I’ve only included h1 for the sake of completeness. I usually wouldn’t allow a CMS user to add an h1 via WYSIWYG, as the page title would be baked into the page template somewhere rather than entered in the CMS page editor.
I’m not catering for a heading followed immediately by the same level heading (h2 + h2). This would mean that the first heading wouldn’t “own” any content, which seems like a misuse of headings (and, correct me if I’m wrong, but it might violate WCAG 1.3.1 Info and Relationships). I’m also not catering for skipped heading levels, which are invalid.
I am in no way knocking the existing approaches I mentioned.

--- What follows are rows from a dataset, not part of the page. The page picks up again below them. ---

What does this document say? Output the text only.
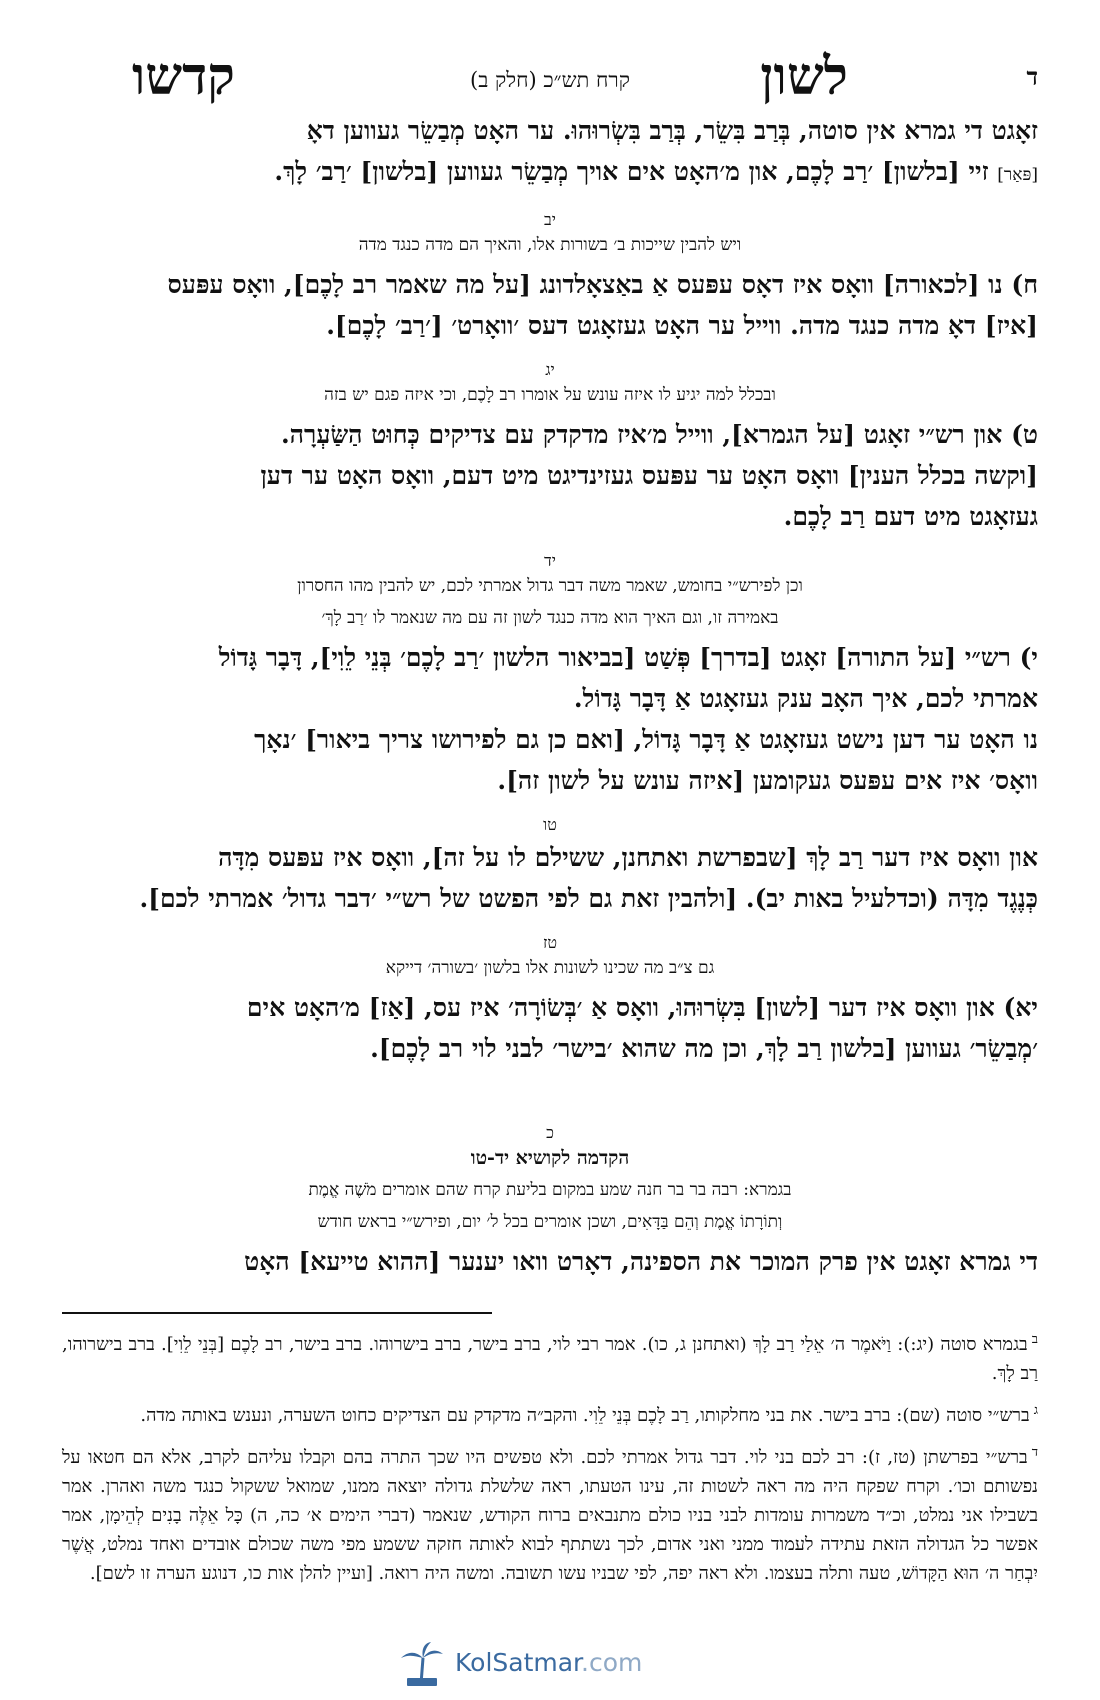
ד
לשון
קרח תש״כ (חלק ב)
קדשו

זאָגט די גמרא אין סוטה, בְּרַב בִּשֵׂר, בְּרַב בִּשְׂרוּהוּ. ער האָט מְבַשֵׂר געווען דאָ

[פּאַר] זיי [בלשון] ׳רַב לָכֶם, און מ׳האָט אים אויך מְבַשֵׂר געווען [בלשון] ׳רַב׳ לָךְ.

יב
ויש להבין שייכות ב׳ בשורות אלו, והאיך הם מדה כנגד מדה

ח) נו [לכאורה] וואָס איז דאָס עפּעס אַ באַצאָלדונג [על מה שאמר רב לָכֶם], וואָס עפּעס

[איז] דאָ מדה כנגד מדה. ווייל ער האָט געזאָגט דעס ׳וואָרט׳ [׳רַב׳ לָכֶם].

יג
ובכלל למה יגיע לו איזה עונש על אומרו רב לָכֶם, וכי איזה פגם יש בזה

ט) און רש״י זאָגט [על הגמרא], ווייל מ׳איז מדקדק עם צדיקים כְּחוּט הַשַּׂעְרָה.

[וקשה בכלל הענין] וואָס האָט ער עפּעס געזינדיגט מיט דעם, וואָס האָט ער דען

געזאָגט מיט דעם רַב לָכֶם.

יד
וכן לפירש״י בחומש, שאמר משה דבר גדול אמרתי לכם, יש להבין מהו החסרון
באמירה זו, וגם האיך הוא מדה כנגד לשון זה עם מה שנאמר לו ׳רַב לָךְ׳

י) רש״י [על התורה] זאָגט [בדרך] פְּשַׁט [בביאור הלשון ׳רַב לָכֶם׳ בְּנֵי לֵוִי], דָּבָר גָּדוֹל

אמרתי לכם, איך האָב ענק געזאָגט אַ דָּבָר גָּדוֹל.

נו האָט ער דען נישט געזאָגט אַ דָּבָר גָּדוֹל, [ואם כן גם לפירושו צריך ביאור] ׳נאָך

וואָס׳ איז אים עפּעס געקומען [איזה עונש על לשון זה].

טו

און וואָס איז דער רַב לָךְ [שבפרשת ואתחנן, ששילם לו על זה], וואָס איז עפּעס מִדָּה

כְּנֶגֶד מִדָּה (וכדלעיל באות יב). [ולהבין זאת גם לפי הפשט של רש״י ׳דבר גדול׳ אמרתי לכם].

טז
גם צ״ב מה שכינו לשונות אלו בלשון ׳בשורה׳ דייקא

יא) און וואָס איז דער [לשון] בִּשְׂרוּהוּ, וואָס אַ ׳בְּשׂוֹרָה׳ איז עס, [אַז] מ׳האָט אים

׳מְבַשֵׂר׳ געווען [בלשון רַב לָךְ, וכן מה שהוא ׳בישר׳ לבני לוי רב לָכֶם].

כ
הקדמה לקושיא יד-טו
בגמרא: רבה בר בר חנה שמע במקום בליעת קרח שהם אומרים מֹשֶׁה אֱמֶת
וְתוֹרָתוֹ אֱמֶת וְהֵם בַּדָּאִים, ושכן אומרים בכל ל׳ יום, ופירש״י בראש חודש

די גמרא זאָגט אין פרק המוכר את הספינה, דאָרט וואו יענער [ההוא טייעא] האָט

$^ב$בגמרא סוטה (יג:): וַיֹּאמֶר ה׳ אֵלַי רַב לָךְ (ואתחנן ג, כו). אמר רבי לוי, ברב בישר, ברב בישרוהו. ברב בישר, רב לָכֶם [בְּנֵי לֵוִי]. ברב בישרוהו, רַב לָךְ.

$^ג$ברש״י סוטה (שם): ברב בישר. את בני מחלקותו, רַב לָכֶם בְּנֵי לֵוִי. והקב״ה מדקדק עם הצדיקים כחוט השערה, ונענש באותה מדה.

$^ד$ברש״י בפרשתן (טז, ז): רב לכם בני לוי. דבר גדול אמרתי לכם. ולא טפשים היו שכך התרה בהם וקבלו עליהם לקרב, אלא הם חטאו על נפשותם וכו׳. וקרח שפקח היה מה ראה לשטות זה, עינו הטעתו, ראה שלשלת גדולה יוצאה ממנו, שמואל ששקול כנגד משה ואהרן. אמר בשבילו אני נמלט, וכ״ד משמרות עומדות לבני בניו כולם מתנבאים ברוח הקודש, שנאמר (דברי הימים א׳ כה, ה) כָּל אֵלֶּה בָנִים לְהֵימָן, אמר אפשר כל הגדולה הזאת עתידה לעמוד ממני ואני אדום, לכך נשתתף לבוא לאותה חזקה ששמע מפי משה שכולם אובדים ואחד נמלט, אֲשֶׁר יִבְחַר ה׳ הוּא הַקָּדוֹשׁ, טעה ותלה בעצמו. ולא ראה יפה, לפי שבניו עשו תשובה. ומשה היה רואה. [ועיין להלן אות כו, דנוגע הערה זו לשם].

KolSatmar.com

If and when I build another Tailwind site I’ll use the excellent Typography plugin, no question!
I’m not a designer. I came up with these spacing values by eyeballing it. You probably could (and should) use better values.
Specificity and project structure
I was going to write a whole big thing here about how the traditional method and the new :has() way of doing it might fit into the ITCSS methodology… But now that we have :where() (the zero-specificity selector) you can pretty much choose your preferred level of specificity for any selector now.

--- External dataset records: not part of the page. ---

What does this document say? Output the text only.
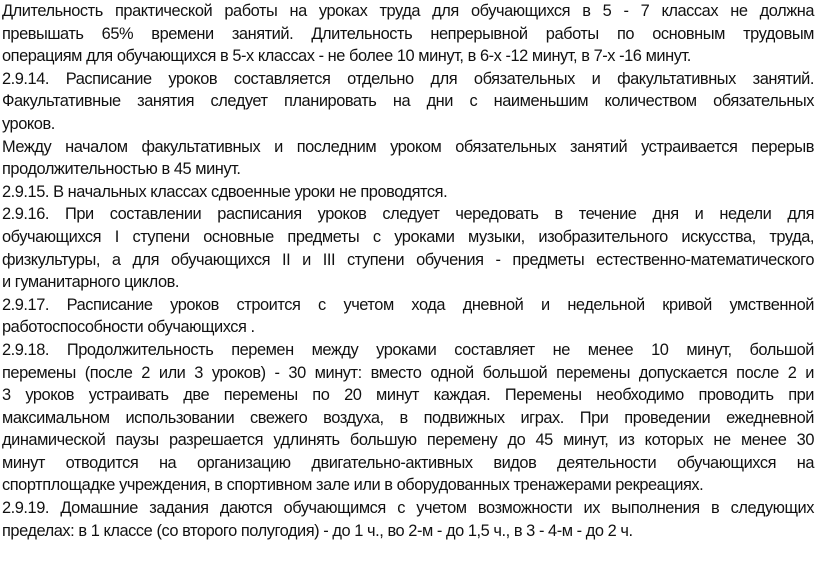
Длительность практической работы на уроках труда для обучающихся в 5 - 7 классах не должна
превышать 65% времени занятий. Длительность непрерывной работы по основным трудовым
операциям для обучающихся в 5-х классах - не более 10 минут, в 6-х -12 минут, в 7-х -16 минут.
2.9.14. Расписание уроков составляется отдельно для обязательных и факультативных занятий.
Факультативные занятия следует планировать на дни с наименьшим количеством обязательных
уроков.
Между началом факультативных и последним уроком обязательных занятий устраивается перерыв
продолжительностью в 45 минут.
2.9.15. В начальных классах сдвоенные уроки не проводятся.
2.9.16. При составлении расписания уроков следует чередовать в течение дня и недели для
обучающихся I ступени основные предметы с уроками музыки, изобразительного искусства, труда,
физкультуры, а для обучающихся II и III ступени обучения - предметы естественно-математического
и гуманитарного циклов.
2.9.17. Расписание уроков строится с учетом хода дневной и недельной кривой умственной
работоспособности обучающихся .
2.9.18. Продолжительность перемен между уроками составляет не менее 10 минут, большой
перемены (после 2 или 3 уроков) - 30 минут: вместо одной большой перемены допускается после 2 и
3 уроков устраивать две перемены по 20 минут каждая. Перемены необходимо проводить при
максимальном использовании свежего воздуха, в подвижных играх. При проведении ежедневной
динамической паузы разрешается удлинять большую перемену до 45 минут, из которых не менее 30
минут отводится на организацию двигательно-активных видов деятельности обучающихся на
спортплощадке учреждения, в спортивном зале или в оборудованных тренажерами рекреациях.
2.9.19. Домашние задания даются обучающимся с учетом возможности их выполнения в следующих
пределах: в 1 классе (со второго полугодия) - до 1 ч., во 2-м - до 1,5 ч., в 3 - 4-м - до 2 ч.
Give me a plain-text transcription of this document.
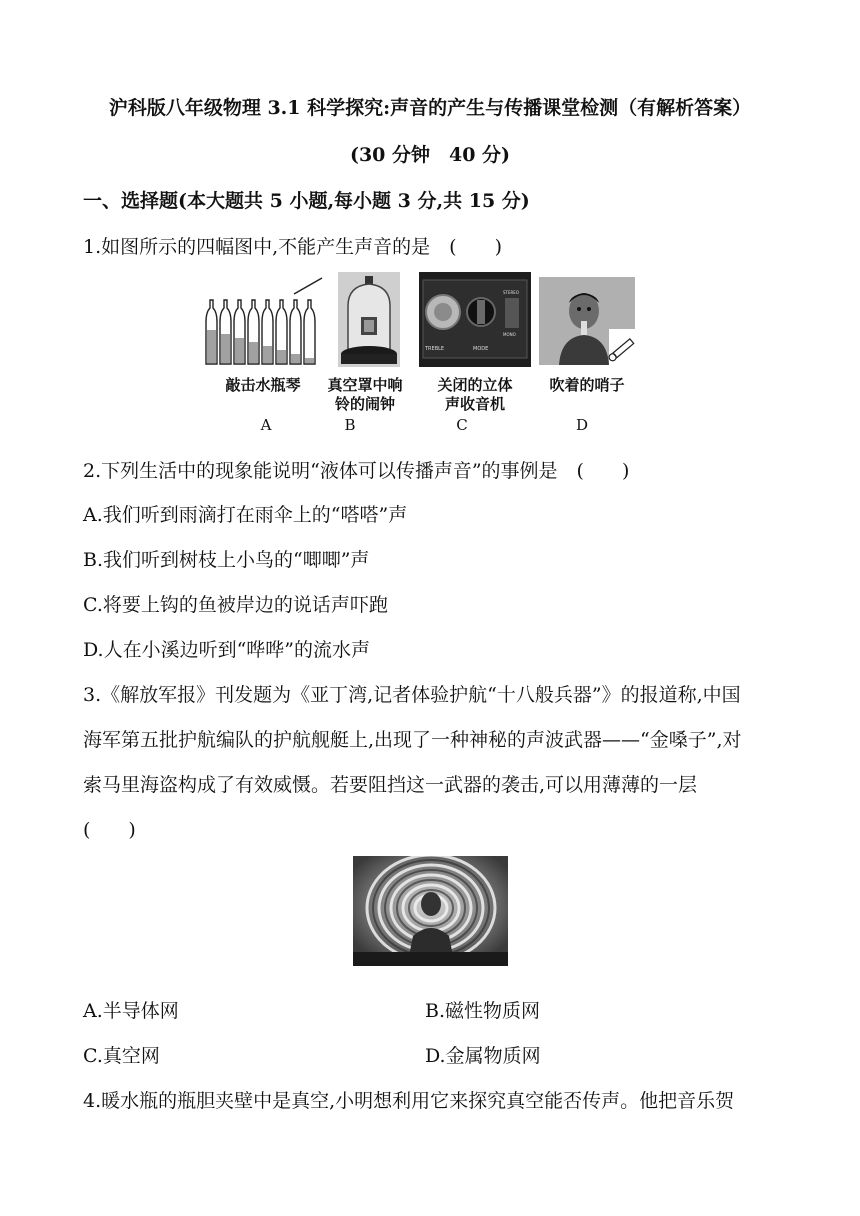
沪科版八年级物理 3.1 科学探究:声音的产生与传播课堂检测（有解析答案）
(30 分钟　40 分)
一、选择题(本大题共 5 小题,每小题 3 分,共 15 分)
1.如图所示的四幅图中,不能产生声音的是　(　　)
TREBLE	MODE
STEREO
MONO
敲击水瓶琴	真空罩中响
铃的闹钟
关闭的立体
声收音机
吹着的哨子
A	B	C	D
2.下列生活中的现象能说明“液体可以传播声音”的事例是　(　　)
A.我们听到雨滴打在雨伞上的“嗒嗒”声
B.我们听到树枝上小鸟的“唧唧”声
C.将要上钩的鱼被岸边的说话声吓跑
D.人在小溪边听到“哗哗”的流水声
3.《解放军报》刊发题为《亚丁湾,记者体验护航“十八般兵器”》的报道称,中国
海军第五批护航编队的护航舰艇上,出现了一种神秘的声波武器——“金嗓子”,对
索马里海盗构成了有效威慑。若要阻挡这一武器的袭击,可以用薄薄的一层
(　　)
A.半导体网	B.磁性物质网
C.真空网	D.金属物质网
4.暖水瓶的瓶胆夹壁中是真空,小明想利用它来探究真空能否传声。他把音乐贺
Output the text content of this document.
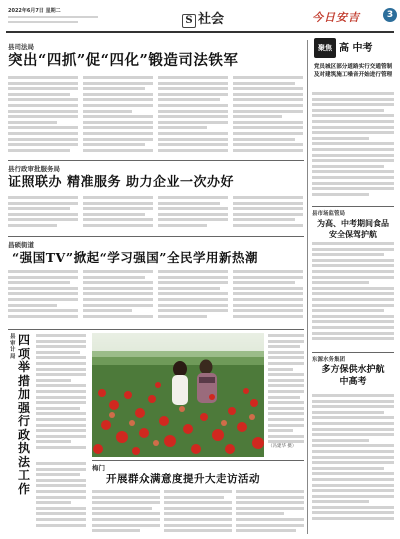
2022年6月7日 星期二
S 社会	今日安吉	3
县司法局
突出“四抓”促“四化”锻造司法铁军
县行政审批服务局
证照联办 精准服务 助力企业一次办好
昌硕街道
“强国TV”掀起“学习强国”全民学用新热潮
县审计局
四项举措加强行政执法工作
（冯建华 摄）
梅门
开展群众满意度提升大走访活动
聚焦 高 中考
党员城区部分道路实行交通管制及对建筑施工噪音开始进行管理
县市场监管局
为高、中考期间食品安全保驾护航
东源水务集团
多方保供水护航中高考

That said, the fact that we’re no longer dealing with a wrapper — .prose, .rich-text, etc. — to me makes it feel like this should live in the “elements” layer, i.e. before you start dealing with class-level specificity. I’ve used :where() in my examples to keep specificity consistent. All the selectors in both of my examples have a specificity score of 0,0,1 (except for the bare-bones reset).
Wrapping up
So there you have it, a bleeding-edge solution to a very boring problem! This newer approach is still not what I’d call “simple” CSS — as I said at the beginning, it’s a more complex topic than it might seem at first. But aside from having a few slightly complex selectors, I think the new approach makes more sense overall, and the less rigid HTML structure seems very appealing.
If you end up using this, or something like it, I’d love to know how it works out for you. And if you can think of ways to improve it, I’d love to hear those too!